Neuf baraques servent de dortoirs, de cantine, de salle de théâtre. Une chapelle est construite par les prisonniers. Dominik Bohmann émet l’hypothèse que le camp a disparu des mémoires parce qu’il était construit sur un lieu qui écartait de la ville des détenus hommes et femmes, des pestiférés aux XVIIe et XVIIIe siècles, des malades atteints du choléra au XIXe siècle, des mendiants, des sans-abri, des handicapés, des vieillards pauvres …
La Première Guerre mondiale achevée, d’autres fonctions ont immédiatement pris place: une usine de moteurs, un foyer de la mère et de l’enfant et une auberge de jeunesse dans les années 1930, une patinoire et une piscine militaire.

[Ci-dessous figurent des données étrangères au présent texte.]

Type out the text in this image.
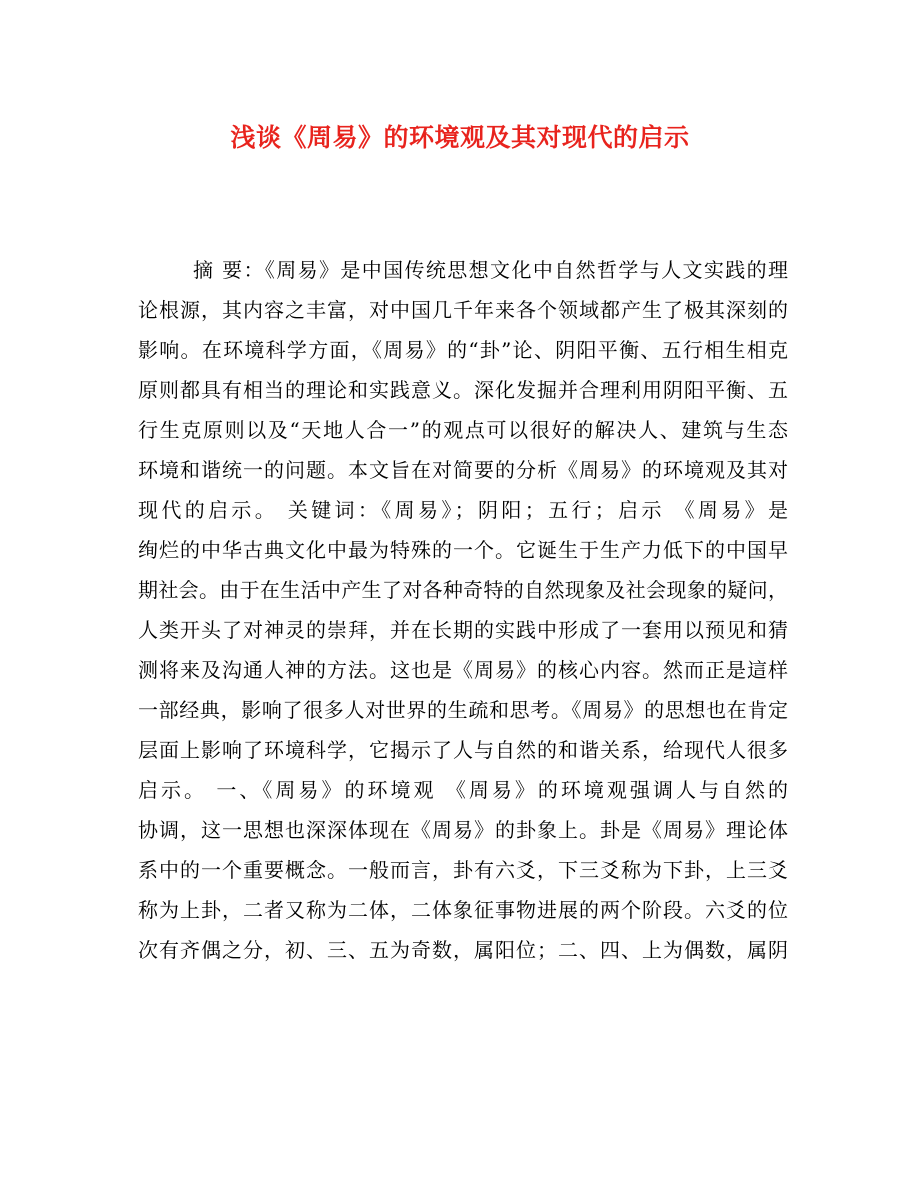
浅谈《周易》的环境观及其对现代的启示
摘 要：《周易》是中国传统思想文化中自然哲学与人文实践的理
论根源，其内容之丰富，对中国几千年来各个领域都产生了极其深刻的
影响。在环境科学方面，《周易》的“卦”论、阴阳平衡、五行相生相克
原则都具有相当的理论和实践意义。深化发掘并合理利用阴阳平衡、五
行生克原则以及“天地人合一”的观点可以很好的解决人、建筑与生态
环境和谐统一的问题。本文旨在对简要的分析《周易》的环境观及其对
现代的启示。 关键词：《周易》；阴阳；五行；启示 《周易》是
绚烂的中华古典文化中最为特殊的一个。它诞生于生产力低下的中国早
期社会。由于在生活中产生了对各种奇特的自然现象及社会现象的疑问，
人类开头了对神灵的崇拜，并在长期的实践中形成了一套用以预见和猜
测将来及沟通人神的方法。这也是《周易》的核心内容。然而正是這样
一部经典，影响了很多人对世界的生疏和思考。《周易》的思想也在肯定
层面上影响了环境科学，它揭示了人与自然的和谐关系，给现代人很多
启示。 一、《周易》的环境观 《周易》的环境观强调人与自然的
协调，这一思想也深深体现在《周易》的卦象上。卦是《周易》理论体
系中的一个重要概念。一般而言，卦有六爻，下三爻称为下卦，上三爻
称为上卦，二者又称为二体，二体象征事物进展的两个阶段。六爻的位
次有齐偶之分，初、三、五为奇数，属阳位；二、四、上为偶数，属阴
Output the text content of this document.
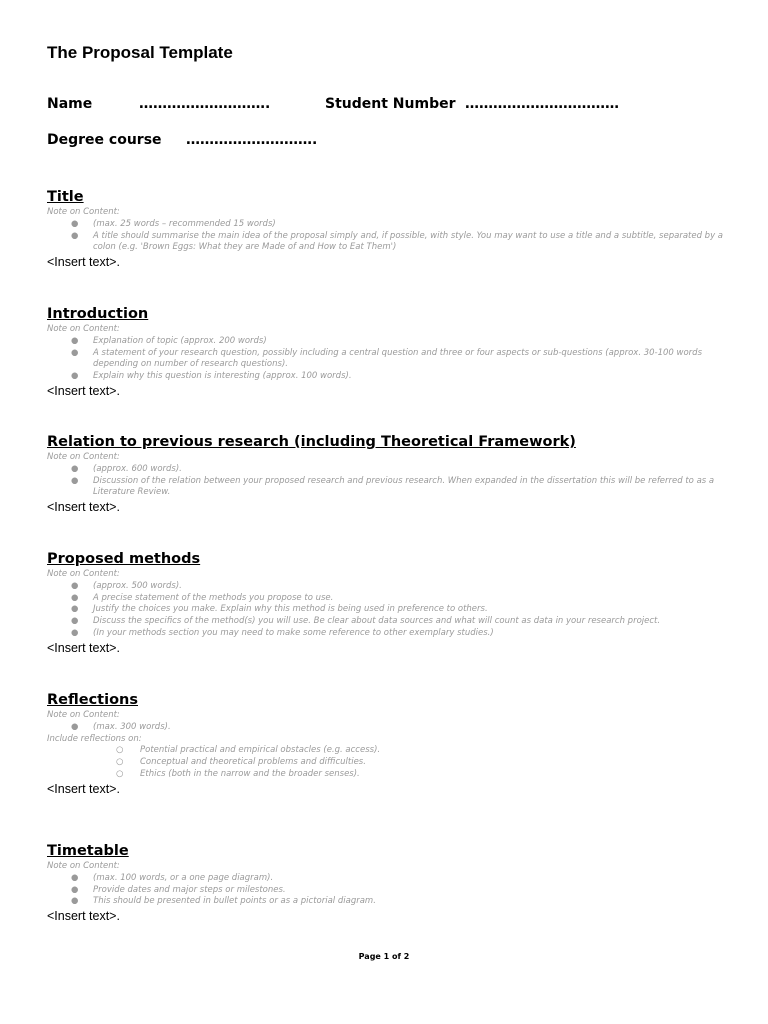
The Proposal Template
Name	……………………….	Student Number ……………………………
Degree course ……………………….
Title

Note on Content:

● (max. 25 words – recommended 15 words)
● A title should summarise the main idea of the proposal simply and, if possible, with style. You may want to use a title and a subtitle, separated by a colon (e.g. 'Brown Eggs: What they are Made of and How to Eat Them')

<Insert text>.

Introduction

Note on Content:

● Explanation of topic (approx. 200 words)
● A statement of your research question, possibly including a central question and three or four aspects or sub-questions (approx. 30-100 words depending on number of research questions).
● Explain why this question is interesting (approx. 100 words).

<Insert text>.

Relation to previous research (including Theoretical Framework)

Note on Content:

● (approx. 600 words).
● Discussion of the relation between your proposed research and previous research. When expanded in the dissertation this will be referred to as a Literature Review.

<Insert text>.

Proposed methods

Note on Content:

● (approx. 500 words).
● A precise statement of the methods you propose to use.
● Justify the choices you make. Explain why this method is being used in preference to others.
● Discuss the specifics of the method(s) you will use. Be clear about data sources and what will count as data in your research project.
● (In your methods section you may need to make some reference to other exemplary studies.)

<Insert text>.

Reflections

Note on Content:

● (max. 300 words).

Include reflections on:

○ Potential practical and empirical obstacles (e.g. access).
○ Conceptual and theoretical problems and difficulties.
○ Ethics (both in the narrow and the broader senses).

<Insert text>.

Timetable

Note on Content:

● (max. 100 words, or a one page diagram).
● Provide dates and major steps or milestones.
● This should be presented in bullet points or as a pictorial diagram.

<Insert text>.

Page 1 of 2
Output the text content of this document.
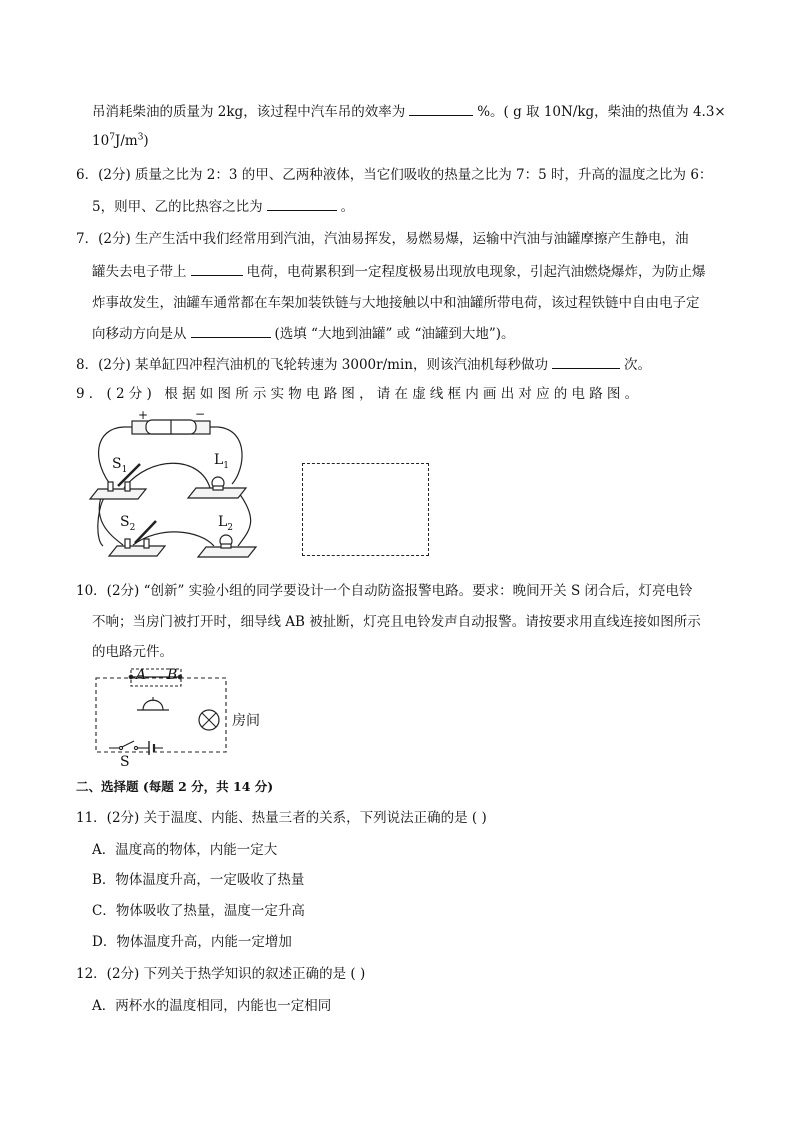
吊消耗柴油的质量为 2kg，该过程中汽车吊的效率为	%。( g 取 10N/kg，柴油的热值为 4.3×
$10^7J/m^3$)
6．(2分) 质量之比为 2：3 的甲、乙两种液体，当它们吸收的热量之比为 7：5 时，升高的温度之比为 6：
5，则甲、乙的比热容之比为	。
7．(2分) 生产生活中我们经常用到汽油，汽油易挥发，易燃易爆，运输中汽油与油罐摩擦产生静电，油
罐失去电子带上	电荷，电荷累积到一定程度极易出现放电现象，引起汽油燃烧爆炸，为防止爆
炸事故发生，油罐车通常都在车架加装铁链与大地接触以中和油罐所带电荷，该过程铁链中自由电子定
向移动方向是从	(选填 “大地到油罐” 或 “油罐到大地”)。
8．(2分) 某单缸四冲程汽油机的飞轮转速为 3000r/min，则该汽油机每秒做功	次。
9．(2分) 根据如图所示实物电路图，请在虚线框内画出对应的电路图。
+	−
$S_1$
$L_1$
$S_2$	$L_2$
10．(2分) “创新” 实验小组的同学要设计一个自动防盗报警电路。要求：晚间开关 S 闭合后，灯亮电铃
不响；当房门被打开时，细导线 AB 被扯断，灯亮且电铃发声自动报警。请按要求用直线连接如图所示
的电路元件。
A B
房间
S
二、选择题 (每题 2 分，共 14 分)
11．(2分) 关于温度、内能、热量三者的关系，下列说法正确的是 ( )
A．温度高的物体，内能一定大
B．物体温度升高，一定吸收了热量
C．物体吸收了热量，温度一定升高
D．物体温度升高，内能一定增加
12．(2分) 下列关于热学知识的叙述正确的是 ( )
A．两杯水的温度相同，内能也一定相同
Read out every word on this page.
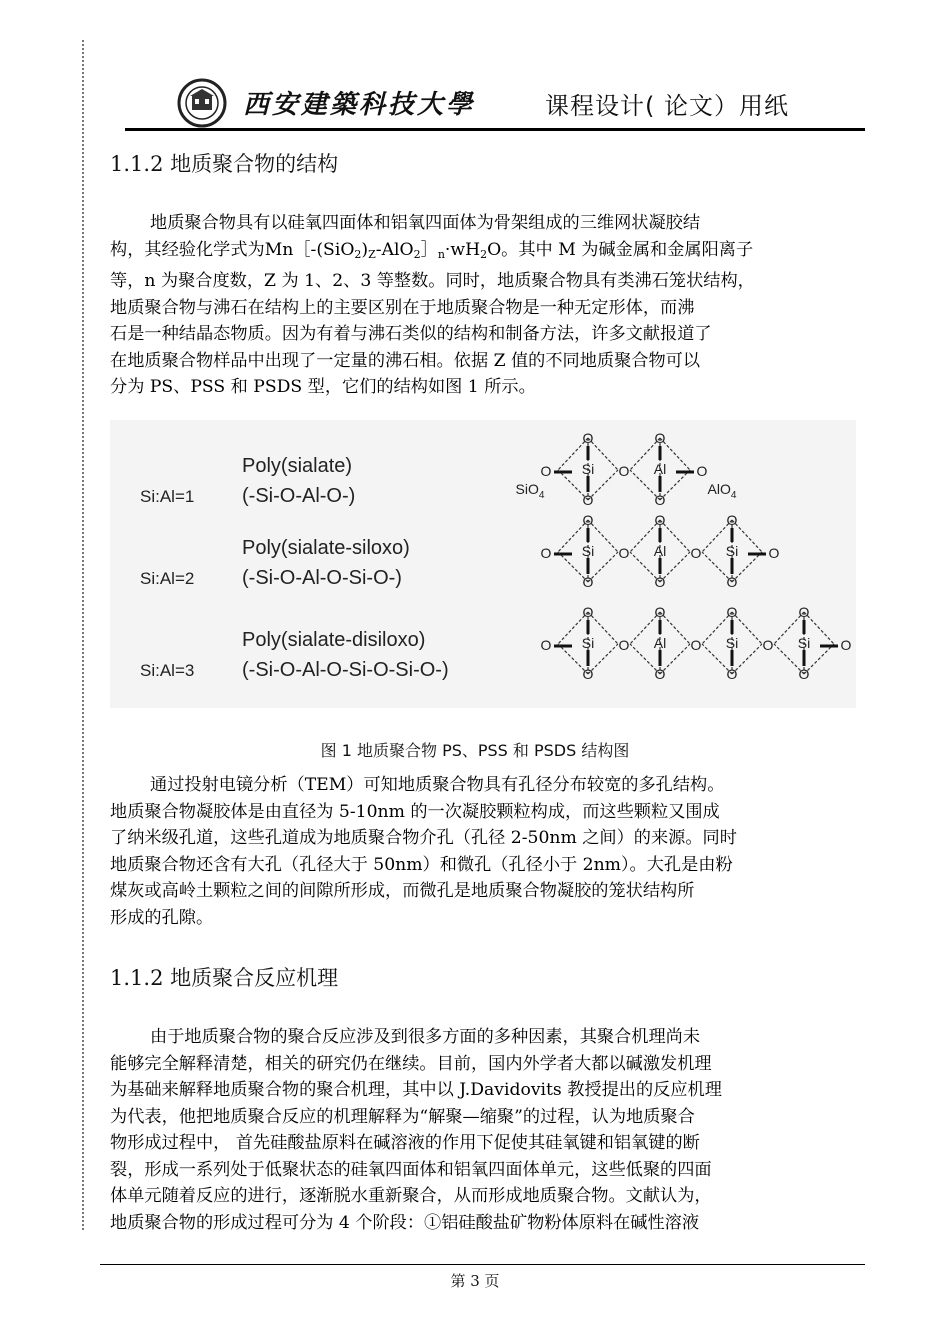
西安建築科技大學	课程设计( 论文）用纸
1.1.2 地质聚合物的结构
地质聚合物具有以硅氧四面体和铝氧四面体为骨架组成的三维网状凝胶结
构，其经验化学式为$Mn[-(SiO_2)_Z-AlO_2]_n\cdot wH_2O$。其中 M 为碱金属和金属阳离子
等，n 为聚合度数，Z 为 1、2、3 等整数。同时，地质聚合物具有类沸石笼状结构，
地质聚合物与沸石在结构上的主要区别在于地质聚合物是一种无定形体，而沸
石是一种结晶态物质。因为有着与沸石类似的结构和制备方法，许多文献报道了
在地质聚合物样品中出现了一定量的沸石相。依据 Z 值的不同地质聚合物可以
分为 PS、PSS 和 PSDS 型，它们的结构如图 1 所示。
Si:Al=1
Poly(sialate)
(-Si-O-Al-O-)
Si:Al=2
Poly(sialate-siloxo)
(-Si-O-Al-O-Si-O-)
Si:Al=3
Poly(sialate-disiloxo)
(-Si-O-Al-O-Si-O-Si-O-)
O
O
O
Si O
O
O
Al O
O
O
O
Si O
O
O
Al O
O
O
Si O
O
O
O
Si O
O
O
Al O
O
O
Si O
O
O
Si O
SiO$_4$	AlO$_4$
图 1 地质聚合物 PS、PSS 和 PSDS 结构图
通过投射电镜分析（TEM）可知地质聚合物具有孔径分布较宽的多孔结构。
地质聚合物凝胶体是由直径为 5-10nm 的一次凝胶颗粒构成，而这些颗粒又围成
了纳米级孔道，这些孔道成为地质聚合物介孔（孔径 2-50nm 之间）的来源。同时
地质聚合物还含有大孔（孔径大于 50nm）和微孔（孔径小于 2nm）。大孔是由粉
煤灰或高岭土颗粒之间的间隙所形成，而微孔是地质聚合物凝胶的笼状结构所
形成的孔隙。
1.1.2 地质聚合反应机理
由于地质聚合物的聚合反应涉及到很多方面的多种因素，其聚合机理尚未
能够完全解释清楚，相关的研究仍在继续。目前，国内外学者大都以碱激发机理
为基础来解释地质聚合物的聚合机理，其中以 J.Davidovits 教授提出的反应机理
为代表，他把地质聚合反应的机理解释为“解聚—缩聚”的过程，认为地质聚合
物形成过程中， 首先硅酸盐原料在碱溶液的作用下促使其硅氧键和铝氧键的断
裂，形成一系列处于低聚状态的硅氧四面体和铝氧四面体单元，这些低聚的四面
体单元随着反应的进行，逐渐脱水重新聚合，从而形成地质聚合物。文献认为，
地质聚合物的形成过程可分为 4 个阶段：①铝硅酸盐矿物粉体原料在碱性溶液
第 3 页
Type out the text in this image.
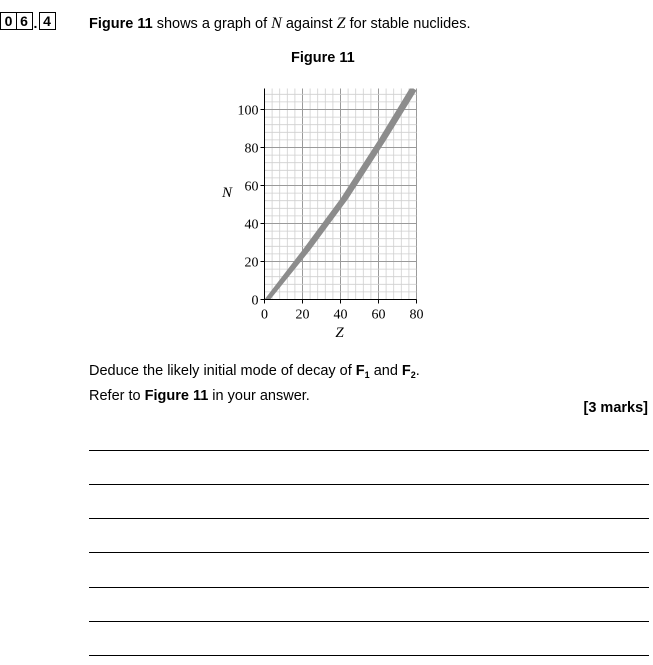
0 6 . 4	Figure 11 shows a graph of N against Z for stable nuclides.
Figure 11
0
20
40
60
80
100
0 20 40 60 80
Z
N
Deduce the likely initial mode of decay of $F_1$ and $F_2$.
Refer to Figure 11 in your answer.
[3 marks]
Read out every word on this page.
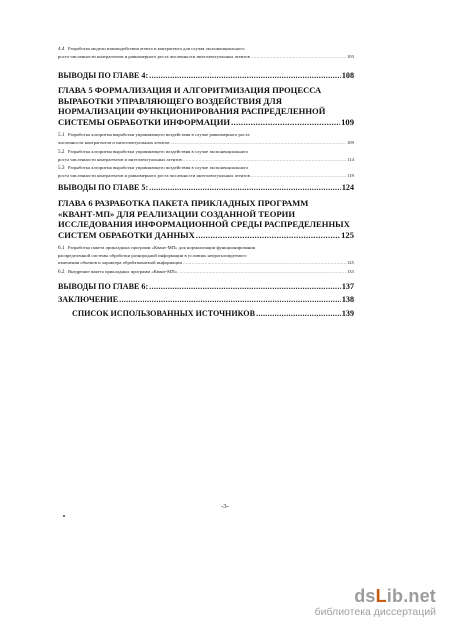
4.4 Разработка модели взаимодействия агента и контрагента для случая экспоненциального
роста численности контрагентов и равномерного роста численности интеллектуальных агентов .....	103
ВЫВОДЫ ПО ГЛАВЕ 4: .....	108
ГЛАВА 5 ФОРМАЛИЗАЦИЯ И АЛГОРИТМИЗАЦИЯ ПРОЦЕССА
ВЫРАБОТКИ УПРАВЛЯЮЩЕГО ВОЗДЕЙСТВИЯ ДЛЯ
НОРМАЛИЗАЦИИ ФУНКЦИОНИРОВАНИЯ РАСПРЕДЕЛЕННОЙ
СИСТЕМЫ ОБРАБОТКИ ИНФОРМАЦИИ .....	109
5.1 Разработка алгоритма выработки управляющего воздействия в случае равномерного роста
численности контрагентов и интеллектуальных агентов .....	109
5.2 Разработка алгоритма выработки управляющего воздействия в случае экспоненциального
роста численности контрагентов и интеллектуальных агентов .....	114
5.3 Разработка алгоритма выработки управляющего воздействия в случае экспоненциального
роста численности контрагентов и равномерного роста численности интеллектуальных агентов .....	119
ВЫВОДЫ ПО ГЛАВЕ 5: .....	124
ГЛАВА 6 РАЗРАБОТКА ПАКЕТА ПРИКЛАДНЫХ ПРОГРАММ
«КВАНТ-МП» ДЛЯ РЕАЛИЗАЦИИ СОЗДАННОЙ ТЕОРИИ
ИССЛЕДОВАНИЯ ИНФОРМАЦИОННОЙ СРЕДЫ РАСПРЕДЕЛЕННЫХ
СИСТЕМ ОБРАБОТКИ ДАННЫХ .....	125
6.1 Разработка пакета прикладных программ «Квант-МП» для нормализации функционирования
распределенной системы обработки разнородной информации в условиях непрогнозируемого
изменения объемов и характера обрабатываемой информации .....	125
6.2 Внедрение пакета прикладных программ «Квант-МП» .....	133
ВЫВОДЫ ПО ГЛАВЕ 6: .....	137
ЗАКЛЮЧЕНИЕ .....	138
СПИСОК ИСПОЛЬЗОВАННЫХ ИСТОЧНИКОВ .....	139
-3-
dsLib.net
библиотека диссертаций
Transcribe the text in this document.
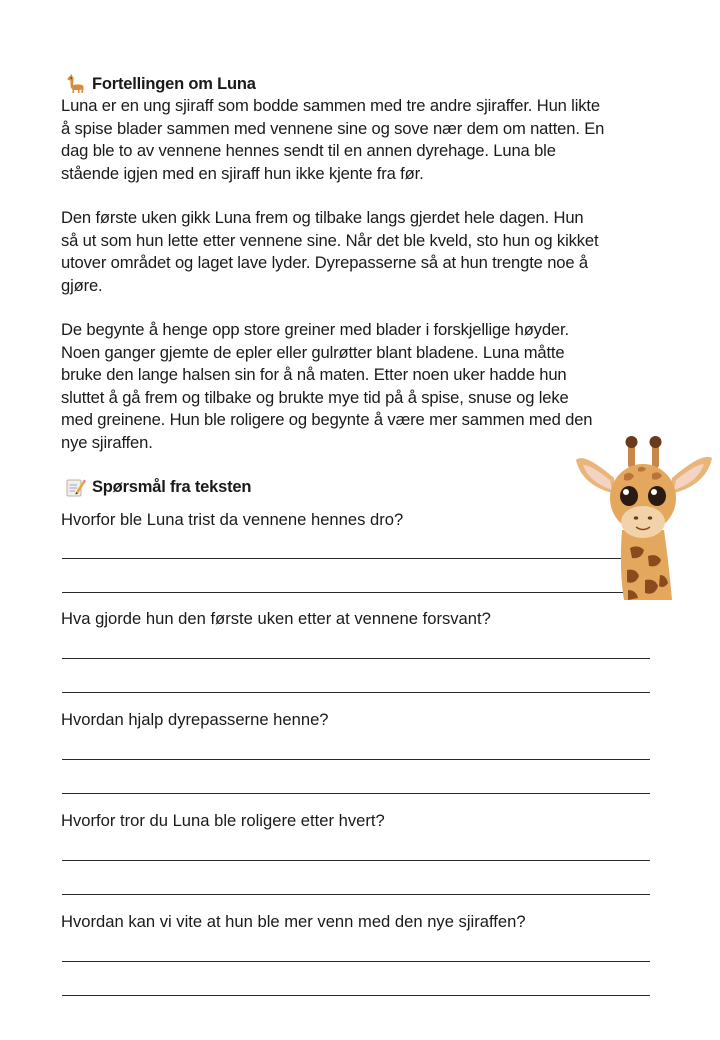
Fortellingen om Luna

Luna er en ung sjiraff som bodde sammen med tre andre sjiraffer. Hun likte
å spise blader sammen med vennene sine og sove nær dem om natten. En
dag ble to av vennene hennes sendt til en annen dyrehage. Luna ble
stående igjen med en sjiraff hun ikke kjente fra før.

Den første uken gikk Luna frem og tilbake langs gjerdet hele dagen. Hun
så ut som hun lette etter vennene sine. Når det ble kveld, sto hun og kikket
utover området og laget lave lyder. Dyrepasserne så at hun trengte noe å
gjøre.

De begynte å henge opp store greiner med blader i forskjellige høyder.
Noen ganger gjemte de epler eller gulrøtter blant bladene. Luna måtte
bruke den lange halsen sin for å nå maten. Etter noen uker hadde hun
sluttet å gå frem og tilbake og brukte mye tid på å spise, snuse og leke
med greinene. Hun ble roligere og begynte å være mer sammen med den
nye sjiraffen.

Spørsmål fra teksten

Hvorfor ble Luna trist da vennene hennes dro?

Hva gjorde hun den første uken etter at vennene forsvant?

Hvordan hjalp dyrepasserne henne?

Hvorfor tror du Luna ble roligere etter hvert?

Hvordan kan vi vite at hun ble mer venn med den nye sjiraffen?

Les prisonniers de Ratisbonne sont, à 90%, français. Les autres captifs sont des Russes, avec quelques Italiens, Belges et Serbes. Les rapports entre Français et Russes, les deux nationalités majoritaires, sont étudiés par Oxana Nagornaja (à Ratisbonne et dans d’autres camps), qui se demande si les camps sont une continuité de la guerre. Du côté allemand, il y des tentatives de casser l’Entente cordiale chez les prisonniers. Les Russes, considérés comme moins éduqués, subissent des traitements plus durs par les Allemands. Du côté des captifs, les Russes ne sont pas des amis, mais des alliés. De rares activités sont communes: représentations théâtrales, orchestres, les enterrements et parfois des évasions. Mais les Français se plaignent auprès des Allemands de la saleté des Russes. Après le traité de Brest-Litovsk, les rapports s’enveniment entre les Russes et leurs anciens alliés.
Le camp est évidemment un lieu de contrainte. La souffrance ressentie – la lâcheté associée à la captivité; une vie en collectivité complexe, une durée de captivité inconnue – la faim, la soumission, entraînent des problèmes psychiques. À Ratisbonne comme partout, une vie quotidienne s’est organisée avec des messes, de la musique, du théâtre, un journal, du sport, deux bibliothèques – le terme de »bibliothérapie« est créé en 1916, comme l’indique Bernhard Lübbers.
Musique et théâtre sont les deux particularités de ce camp. Susanne Fontaine met en évidence l’intérêt de l’étude des camps pour celles et ceux qui veulent travailler sur la musique pendant la Grande Guerre. La musique n’est pas seulement un passe-temps permettant de reconstituer une vie libre et normale. Elle conforte l’identité nationale. Toute la gamme du répertoire français est présente: musique de comédie de boulevard, de divertissement, du café concert (typiquement français), de l’opérette, mais aussi musique instrumentale (Gounod, Debussy) française et allemande. À Ratisbonne, un débat oppose Marcel Gennaro, musicien professionnel issu du conservatoire de Paris, et les tenants d’une musique plus accessible aux captifs: faut-il ou non jouer Wagner?
En France, Wagner est boycotté, mais Bach, Beethoven, Mozart, Schubert sont considérés au dessus des rivalités franco-allemandes. Gennaro est évincé fin 1916. Le théâtre aussi symbolise l’identité culturelle nationale – ce que la direction du camp n’a pas compris, notamment le théâtre de boulevard, typiquement français, que Wolfgang Asholt étudie pour le camp de Ratisbonne. Les pièces de boulevard évoquent, de manière rassurante pour les captifs, la vie familiale et éveillent leur nostalgie. Comme le souligne Rainer Pöppinghege, la Grande Guerre est aussi une guerre des cultures, et la préservation de la culture nationale est vitale.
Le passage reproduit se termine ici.